Está pronto para entrar na pauta na Comissão de Educação, Cultura e Esporte (CE) o projeto de lei (PLS 212/2016) que institui a Política Nacional de Leitura e Escrita. Da senadora Fátima Bezerra (PT-RN), a proposta já recebeu relatório favorável do senador Paulo Paim (PT-RS). De acordo com o texto, a política terá o objetivo de ser uma estratégia permanente para promover o livro, a leitura, a escrita, a literatura e as bibliotecas de acesso público no Brasil.

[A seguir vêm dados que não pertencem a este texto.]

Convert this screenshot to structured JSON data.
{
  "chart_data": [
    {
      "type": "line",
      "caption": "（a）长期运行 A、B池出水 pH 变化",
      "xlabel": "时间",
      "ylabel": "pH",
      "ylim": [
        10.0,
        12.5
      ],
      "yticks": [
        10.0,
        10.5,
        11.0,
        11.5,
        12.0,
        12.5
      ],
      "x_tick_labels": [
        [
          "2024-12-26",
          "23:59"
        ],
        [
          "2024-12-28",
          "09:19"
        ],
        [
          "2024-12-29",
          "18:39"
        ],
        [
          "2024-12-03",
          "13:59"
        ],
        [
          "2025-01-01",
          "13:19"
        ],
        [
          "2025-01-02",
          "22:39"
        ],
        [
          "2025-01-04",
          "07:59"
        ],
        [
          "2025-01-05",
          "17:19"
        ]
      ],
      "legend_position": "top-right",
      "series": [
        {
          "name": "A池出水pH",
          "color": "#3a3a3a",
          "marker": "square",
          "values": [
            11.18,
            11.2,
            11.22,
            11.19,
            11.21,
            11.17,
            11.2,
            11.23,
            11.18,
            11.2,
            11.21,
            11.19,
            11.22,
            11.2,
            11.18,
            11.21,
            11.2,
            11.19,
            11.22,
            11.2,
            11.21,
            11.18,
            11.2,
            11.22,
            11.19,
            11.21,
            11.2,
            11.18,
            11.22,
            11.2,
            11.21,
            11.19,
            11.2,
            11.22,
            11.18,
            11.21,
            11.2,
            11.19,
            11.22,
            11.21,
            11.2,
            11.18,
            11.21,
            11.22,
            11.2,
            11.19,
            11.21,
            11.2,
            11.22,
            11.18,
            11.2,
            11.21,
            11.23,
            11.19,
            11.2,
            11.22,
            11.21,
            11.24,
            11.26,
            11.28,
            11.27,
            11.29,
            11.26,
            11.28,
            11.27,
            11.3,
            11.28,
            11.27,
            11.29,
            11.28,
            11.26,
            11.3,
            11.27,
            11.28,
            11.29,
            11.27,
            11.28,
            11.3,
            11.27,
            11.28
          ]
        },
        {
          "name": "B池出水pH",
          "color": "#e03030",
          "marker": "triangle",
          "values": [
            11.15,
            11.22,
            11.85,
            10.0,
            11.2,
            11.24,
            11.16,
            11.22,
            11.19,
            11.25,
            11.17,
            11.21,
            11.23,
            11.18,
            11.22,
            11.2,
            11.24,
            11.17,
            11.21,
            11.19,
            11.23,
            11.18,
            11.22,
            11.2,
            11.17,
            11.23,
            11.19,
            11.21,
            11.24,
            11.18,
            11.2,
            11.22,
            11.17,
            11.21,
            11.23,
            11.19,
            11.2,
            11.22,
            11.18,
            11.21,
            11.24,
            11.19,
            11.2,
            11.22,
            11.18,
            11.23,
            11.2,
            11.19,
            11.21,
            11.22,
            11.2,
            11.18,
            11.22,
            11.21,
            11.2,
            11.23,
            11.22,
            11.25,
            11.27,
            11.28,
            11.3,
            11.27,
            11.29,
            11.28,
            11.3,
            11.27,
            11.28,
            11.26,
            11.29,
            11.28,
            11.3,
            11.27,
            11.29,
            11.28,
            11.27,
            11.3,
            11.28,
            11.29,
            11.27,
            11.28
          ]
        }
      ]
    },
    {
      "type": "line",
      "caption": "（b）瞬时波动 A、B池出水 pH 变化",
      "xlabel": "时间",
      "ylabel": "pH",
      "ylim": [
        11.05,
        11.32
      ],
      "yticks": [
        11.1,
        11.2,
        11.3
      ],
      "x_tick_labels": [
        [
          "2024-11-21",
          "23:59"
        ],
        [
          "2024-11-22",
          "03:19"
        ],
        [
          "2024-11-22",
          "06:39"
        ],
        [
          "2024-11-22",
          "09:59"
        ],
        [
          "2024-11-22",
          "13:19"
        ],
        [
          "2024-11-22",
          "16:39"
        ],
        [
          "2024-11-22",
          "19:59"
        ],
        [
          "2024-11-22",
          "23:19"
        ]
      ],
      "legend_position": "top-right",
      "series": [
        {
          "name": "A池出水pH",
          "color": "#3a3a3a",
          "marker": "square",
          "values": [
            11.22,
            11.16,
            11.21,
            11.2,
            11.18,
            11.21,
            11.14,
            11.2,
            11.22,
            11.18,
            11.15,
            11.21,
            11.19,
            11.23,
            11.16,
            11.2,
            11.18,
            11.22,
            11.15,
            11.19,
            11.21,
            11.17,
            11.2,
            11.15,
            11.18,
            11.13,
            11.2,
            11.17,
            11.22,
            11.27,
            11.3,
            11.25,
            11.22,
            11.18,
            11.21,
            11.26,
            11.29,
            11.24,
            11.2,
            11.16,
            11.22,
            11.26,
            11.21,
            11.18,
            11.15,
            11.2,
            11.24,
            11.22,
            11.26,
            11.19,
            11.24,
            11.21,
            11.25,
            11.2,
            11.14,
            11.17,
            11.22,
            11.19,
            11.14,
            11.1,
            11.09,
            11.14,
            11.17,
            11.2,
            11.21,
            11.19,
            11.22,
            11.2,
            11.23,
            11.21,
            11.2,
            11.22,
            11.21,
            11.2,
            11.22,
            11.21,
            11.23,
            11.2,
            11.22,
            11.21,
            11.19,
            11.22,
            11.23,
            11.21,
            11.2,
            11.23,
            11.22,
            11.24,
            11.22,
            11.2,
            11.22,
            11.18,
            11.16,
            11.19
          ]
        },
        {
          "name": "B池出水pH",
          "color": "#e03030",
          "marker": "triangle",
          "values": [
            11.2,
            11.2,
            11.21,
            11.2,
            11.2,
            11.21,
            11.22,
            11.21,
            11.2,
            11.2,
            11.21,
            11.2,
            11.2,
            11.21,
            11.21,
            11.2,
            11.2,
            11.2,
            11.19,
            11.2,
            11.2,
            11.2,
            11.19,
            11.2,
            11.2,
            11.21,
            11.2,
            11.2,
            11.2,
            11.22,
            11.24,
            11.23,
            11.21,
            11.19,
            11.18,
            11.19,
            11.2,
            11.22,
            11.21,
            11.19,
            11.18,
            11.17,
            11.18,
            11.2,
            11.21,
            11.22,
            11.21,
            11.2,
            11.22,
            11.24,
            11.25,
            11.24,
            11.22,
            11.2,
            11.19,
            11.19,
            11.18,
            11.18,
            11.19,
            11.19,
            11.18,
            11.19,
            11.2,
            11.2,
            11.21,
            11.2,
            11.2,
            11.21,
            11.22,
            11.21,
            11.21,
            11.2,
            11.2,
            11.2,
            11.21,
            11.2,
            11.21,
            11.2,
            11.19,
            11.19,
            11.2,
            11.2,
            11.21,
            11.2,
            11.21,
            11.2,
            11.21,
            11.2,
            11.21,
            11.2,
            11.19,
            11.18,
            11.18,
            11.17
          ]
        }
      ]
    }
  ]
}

Essa política terá como diretrizes a universalização do direito ao acesso ao livro, à leitura, à escrita, à literatura e às bibliotecas; o fortalecimento do Sistema Nacional de Bibliotecas Públicas e articulação com as demais políticas de estímulo à leitura, ao conhecimento, às tecnologias e ao desenvolvimento educacional, cultural e social do país, especialmente com a Política Nacional do Livro. O objetivo principal será democratizar o acesso ao livro e aos diversos suportes da leitura por meio de bibliotecas de acesso público, dentre outros espaços de incentivo à leitura, de forma a ampliar os acervos físicos e digitais e as condições de acessibilidade.

“Este projeto configura as bases institucionais para superarmos o caráter descontinuado e pulverizado com que as iniciativas de estímulo à leitura têm sido historicamente implementadas”, afirma Fátima Bezerra na justificação de sua proposta.

O texto estabelece que o Poder Executivo deverá elaborar o Plano Nacional de Leitura e Escrita. O parecer favorável do relator altera a periodicidade da elaboração desse plano, que é de 4 em e 4 anos no projeto original e passa para 10 em 10 anos, no relatório. Paim também alterou a data de entrega do plano, que deverá acontecer até os seis primeiros meses do mandato do presidente da República, ao invés de ser até o fim do primeiro ano do mandato de acordo com o projeto original.

“Um país como o Brasil não pode prescindir de uma política que fortaleça mecanismos institucionais de incentivo à leitura e à escrita. Considerando nosso passado recente, anterior à universalização do acesso ao ensino fundamental, é indispensável a existência de mecanismos complementares às políticas educacionais propriamente ditas. Ações voltadas para a ampliação da oferta de livros, instalação de bibliotecas e centros culturais correlatos, entre outras medidas, são essenciais para que os benefícios da leitura sejam consolidados”, afirma Paim no relatório.

A proposta estabelece também a criação do Prêmio Vivaleitura, a ser concedido com o objetivo de estimular, fomentar e reconhecer as melhores experiências que promovam o livro, a leitura, a escrita, a literatura e as bibliotecas.

A proposta será votada em caráter terminativo na comissão. Se aprovada e não houver recurso para ser analisada em Plenário, poderá seguir para a Câmara dos Deputados.